Monday, August 04, 2008

A cat story

The middle earth

When I still didn’t know how to write, what to write, I wrote to you. Reality had long been a boogeyman so it did not really matter whom I wrote to. Me, keeping your friendship was absurd and real. Without you? Perhaps life would have been just a little less.

Awalnya…

Your sadness was a sticky substance in my hands, very inconsiderate. My lungs couldn’t do much but to respond to and falsely justify.

Akhirnya…

Aku bercerita tentang aku yang mengerti. Kepastian dalam hidup hanya ada di balik tirai-tirai ketidakpastian yang pastinya harus tersibak agar kita lewat. Jalan terus, seberapapun lambat dan cepatnya. Aku mengerti bahwa life, hidup, urip, leben… adalah kebosanan yang akan digugah oleh tragedi dan serpih-serpih bahagia yang sementara. Kebosanan yang tak terusik oleh senyum manis di bibir dan segala kegamangan akan harapan. I am freakin’ bored. Which also means that I’m boring.

dan...

Once I told myself: Roo, you are one piece that’s never boring, and will never be. Because you never got into my routine. Kita yang mereka sebut platonik. Kau satu-satunya romantisme yang masih ingin kupeluk.

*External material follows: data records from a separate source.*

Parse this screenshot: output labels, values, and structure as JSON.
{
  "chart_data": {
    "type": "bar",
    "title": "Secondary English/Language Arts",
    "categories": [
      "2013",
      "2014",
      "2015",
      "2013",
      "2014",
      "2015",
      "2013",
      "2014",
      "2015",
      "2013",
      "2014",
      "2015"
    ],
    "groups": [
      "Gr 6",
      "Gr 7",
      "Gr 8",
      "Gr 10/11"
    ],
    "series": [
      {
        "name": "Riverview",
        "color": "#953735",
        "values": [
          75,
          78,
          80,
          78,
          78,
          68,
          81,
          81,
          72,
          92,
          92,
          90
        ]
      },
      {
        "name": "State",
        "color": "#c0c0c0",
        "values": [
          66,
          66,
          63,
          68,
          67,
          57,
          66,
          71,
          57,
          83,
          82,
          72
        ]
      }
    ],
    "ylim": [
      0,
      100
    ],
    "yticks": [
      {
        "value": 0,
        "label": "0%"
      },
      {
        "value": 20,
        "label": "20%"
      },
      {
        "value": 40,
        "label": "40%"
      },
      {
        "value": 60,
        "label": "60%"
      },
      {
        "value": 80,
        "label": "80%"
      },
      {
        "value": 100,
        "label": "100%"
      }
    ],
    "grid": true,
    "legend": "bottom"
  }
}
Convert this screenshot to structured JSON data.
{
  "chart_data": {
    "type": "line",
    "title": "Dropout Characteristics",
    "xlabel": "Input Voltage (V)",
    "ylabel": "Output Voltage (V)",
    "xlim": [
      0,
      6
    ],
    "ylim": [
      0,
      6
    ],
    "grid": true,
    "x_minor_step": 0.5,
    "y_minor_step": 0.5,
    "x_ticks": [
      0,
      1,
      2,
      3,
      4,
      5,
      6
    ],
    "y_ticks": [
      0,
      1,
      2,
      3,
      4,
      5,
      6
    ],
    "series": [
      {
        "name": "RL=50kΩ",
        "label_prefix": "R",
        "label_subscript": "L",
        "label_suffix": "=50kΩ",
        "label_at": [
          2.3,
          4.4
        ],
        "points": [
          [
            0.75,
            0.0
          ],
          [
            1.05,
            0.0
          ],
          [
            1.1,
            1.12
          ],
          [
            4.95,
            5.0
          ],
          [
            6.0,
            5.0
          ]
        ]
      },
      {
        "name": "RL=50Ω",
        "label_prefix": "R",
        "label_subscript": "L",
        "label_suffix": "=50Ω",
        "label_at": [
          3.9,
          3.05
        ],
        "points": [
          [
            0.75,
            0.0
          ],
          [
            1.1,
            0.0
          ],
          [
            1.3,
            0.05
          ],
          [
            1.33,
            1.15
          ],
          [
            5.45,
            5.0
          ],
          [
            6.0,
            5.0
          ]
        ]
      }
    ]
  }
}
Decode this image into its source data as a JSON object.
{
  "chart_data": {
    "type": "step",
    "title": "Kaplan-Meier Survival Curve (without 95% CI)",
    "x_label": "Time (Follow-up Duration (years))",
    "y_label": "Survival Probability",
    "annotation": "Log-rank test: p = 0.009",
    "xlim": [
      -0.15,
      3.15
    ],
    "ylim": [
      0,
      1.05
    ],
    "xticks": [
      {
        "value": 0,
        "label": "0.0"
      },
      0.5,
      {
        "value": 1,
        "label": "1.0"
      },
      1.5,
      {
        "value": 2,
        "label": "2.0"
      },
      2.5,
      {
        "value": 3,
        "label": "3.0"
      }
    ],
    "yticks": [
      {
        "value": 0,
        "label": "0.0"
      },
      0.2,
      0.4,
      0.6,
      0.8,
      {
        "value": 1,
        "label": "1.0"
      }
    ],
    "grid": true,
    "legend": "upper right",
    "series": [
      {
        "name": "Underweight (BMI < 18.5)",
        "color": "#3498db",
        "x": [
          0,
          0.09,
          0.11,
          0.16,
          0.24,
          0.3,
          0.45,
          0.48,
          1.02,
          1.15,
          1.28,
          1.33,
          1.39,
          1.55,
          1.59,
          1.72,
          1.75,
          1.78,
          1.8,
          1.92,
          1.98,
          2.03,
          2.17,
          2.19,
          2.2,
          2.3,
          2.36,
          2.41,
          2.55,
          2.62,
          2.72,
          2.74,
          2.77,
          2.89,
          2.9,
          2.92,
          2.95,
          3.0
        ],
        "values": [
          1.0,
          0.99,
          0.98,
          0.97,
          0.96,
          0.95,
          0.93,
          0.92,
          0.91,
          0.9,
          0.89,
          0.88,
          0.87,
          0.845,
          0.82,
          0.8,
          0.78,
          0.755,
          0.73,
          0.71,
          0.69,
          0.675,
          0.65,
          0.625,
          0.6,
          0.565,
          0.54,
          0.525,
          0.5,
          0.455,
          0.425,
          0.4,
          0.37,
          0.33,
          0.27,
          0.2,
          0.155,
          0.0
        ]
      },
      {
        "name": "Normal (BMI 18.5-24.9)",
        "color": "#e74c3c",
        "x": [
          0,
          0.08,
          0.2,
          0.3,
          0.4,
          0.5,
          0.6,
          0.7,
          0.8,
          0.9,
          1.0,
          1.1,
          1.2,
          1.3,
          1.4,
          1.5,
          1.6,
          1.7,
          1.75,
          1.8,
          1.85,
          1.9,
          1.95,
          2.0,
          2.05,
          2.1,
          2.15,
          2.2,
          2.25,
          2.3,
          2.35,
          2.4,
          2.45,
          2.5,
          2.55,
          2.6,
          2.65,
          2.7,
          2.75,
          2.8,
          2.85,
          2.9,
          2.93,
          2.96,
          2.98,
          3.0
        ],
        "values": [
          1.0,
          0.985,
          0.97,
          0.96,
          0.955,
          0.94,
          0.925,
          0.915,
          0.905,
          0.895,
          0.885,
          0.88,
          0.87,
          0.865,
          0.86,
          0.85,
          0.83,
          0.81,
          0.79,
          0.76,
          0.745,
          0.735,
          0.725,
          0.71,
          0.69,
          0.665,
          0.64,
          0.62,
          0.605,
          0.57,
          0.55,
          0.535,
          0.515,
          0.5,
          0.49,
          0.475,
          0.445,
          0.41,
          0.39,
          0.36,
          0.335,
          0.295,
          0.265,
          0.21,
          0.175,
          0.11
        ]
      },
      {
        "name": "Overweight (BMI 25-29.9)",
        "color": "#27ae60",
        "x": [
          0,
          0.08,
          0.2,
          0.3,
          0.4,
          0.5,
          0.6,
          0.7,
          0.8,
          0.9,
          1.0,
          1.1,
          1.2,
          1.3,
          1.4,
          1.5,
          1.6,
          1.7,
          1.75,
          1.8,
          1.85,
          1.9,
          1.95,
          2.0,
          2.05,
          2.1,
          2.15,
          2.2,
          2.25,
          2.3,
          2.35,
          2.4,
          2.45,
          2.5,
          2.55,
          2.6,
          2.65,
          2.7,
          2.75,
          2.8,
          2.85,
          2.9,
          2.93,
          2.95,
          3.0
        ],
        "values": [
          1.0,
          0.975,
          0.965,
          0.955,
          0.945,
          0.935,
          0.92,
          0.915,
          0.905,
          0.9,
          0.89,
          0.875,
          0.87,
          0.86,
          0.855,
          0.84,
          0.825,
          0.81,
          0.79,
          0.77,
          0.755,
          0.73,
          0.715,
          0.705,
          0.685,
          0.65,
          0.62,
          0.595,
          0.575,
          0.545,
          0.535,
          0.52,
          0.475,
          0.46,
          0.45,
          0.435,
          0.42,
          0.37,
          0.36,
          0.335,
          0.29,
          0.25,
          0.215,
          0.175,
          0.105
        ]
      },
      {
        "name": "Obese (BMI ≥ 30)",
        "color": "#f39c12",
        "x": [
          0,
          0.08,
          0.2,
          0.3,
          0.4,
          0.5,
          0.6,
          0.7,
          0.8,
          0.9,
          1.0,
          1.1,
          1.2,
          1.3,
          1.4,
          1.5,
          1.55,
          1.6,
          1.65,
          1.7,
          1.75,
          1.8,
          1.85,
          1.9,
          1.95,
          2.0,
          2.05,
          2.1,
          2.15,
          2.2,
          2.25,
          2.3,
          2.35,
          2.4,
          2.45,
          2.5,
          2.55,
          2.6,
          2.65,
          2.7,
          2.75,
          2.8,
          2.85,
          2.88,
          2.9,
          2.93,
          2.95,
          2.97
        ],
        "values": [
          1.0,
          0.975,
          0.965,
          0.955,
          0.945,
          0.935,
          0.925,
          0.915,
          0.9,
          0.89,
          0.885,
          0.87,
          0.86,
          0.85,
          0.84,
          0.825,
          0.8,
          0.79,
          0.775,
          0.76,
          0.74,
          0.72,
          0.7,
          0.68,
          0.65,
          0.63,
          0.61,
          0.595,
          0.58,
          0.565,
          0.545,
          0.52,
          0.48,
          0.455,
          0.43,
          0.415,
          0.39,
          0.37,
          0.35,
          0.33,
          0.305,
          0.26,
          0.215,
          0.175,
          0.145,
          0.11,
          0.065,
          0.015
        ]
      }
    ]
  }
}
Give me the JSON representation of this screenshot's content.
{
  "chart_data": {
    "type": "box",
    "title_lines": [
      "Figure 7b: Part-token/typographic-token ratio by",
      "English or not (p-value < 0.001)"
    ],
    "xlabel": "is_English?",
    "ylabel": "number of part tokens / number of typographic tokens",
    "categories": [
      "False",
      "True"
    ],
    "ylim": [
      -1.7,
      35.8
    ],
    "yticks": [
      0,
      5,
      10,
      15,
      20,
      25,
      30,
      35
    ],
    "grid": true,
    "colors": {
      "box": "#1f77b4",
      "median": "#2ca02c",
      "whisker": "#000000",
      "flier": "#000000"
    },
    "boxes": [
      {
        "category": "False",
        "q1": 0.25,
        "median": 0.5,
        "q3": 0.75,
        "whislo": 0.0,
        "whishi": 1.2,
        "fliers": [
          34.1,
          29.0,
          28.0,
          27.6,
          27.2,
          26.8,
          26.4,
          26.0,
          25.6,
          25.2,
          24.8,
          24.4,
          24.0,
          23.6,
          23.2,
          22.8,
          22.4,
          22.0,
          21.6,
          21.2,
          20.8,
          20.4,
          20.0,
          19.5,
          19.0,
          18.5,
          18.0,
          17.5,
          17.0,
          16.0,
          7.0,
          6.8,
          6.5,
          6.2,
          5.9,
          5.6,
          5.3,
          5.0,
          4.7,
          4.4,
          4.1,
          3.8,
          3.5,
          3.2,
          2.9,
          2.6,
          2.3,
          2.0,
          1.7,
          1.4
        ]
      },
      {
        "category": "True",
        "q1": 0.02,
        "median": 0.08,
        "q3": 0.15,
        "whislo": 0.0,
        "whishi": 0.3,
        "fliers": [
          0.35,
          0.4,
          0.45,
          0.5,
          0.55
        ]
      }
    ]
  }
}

Karena aku sudah lelah dengan semua cerita bahagia dan kata-kata indah tentang mimpi-mimpi. Kata-kata yang tak hendak membawa manusia melewati batas akhir khayal. Nonetheless, your one-time-ness was due. You grew ancient in years. Kita, yang mereka sebut tai kucing.

Masih akhirnya (kah?)

There's sunshine, the yellow cat says, indoors.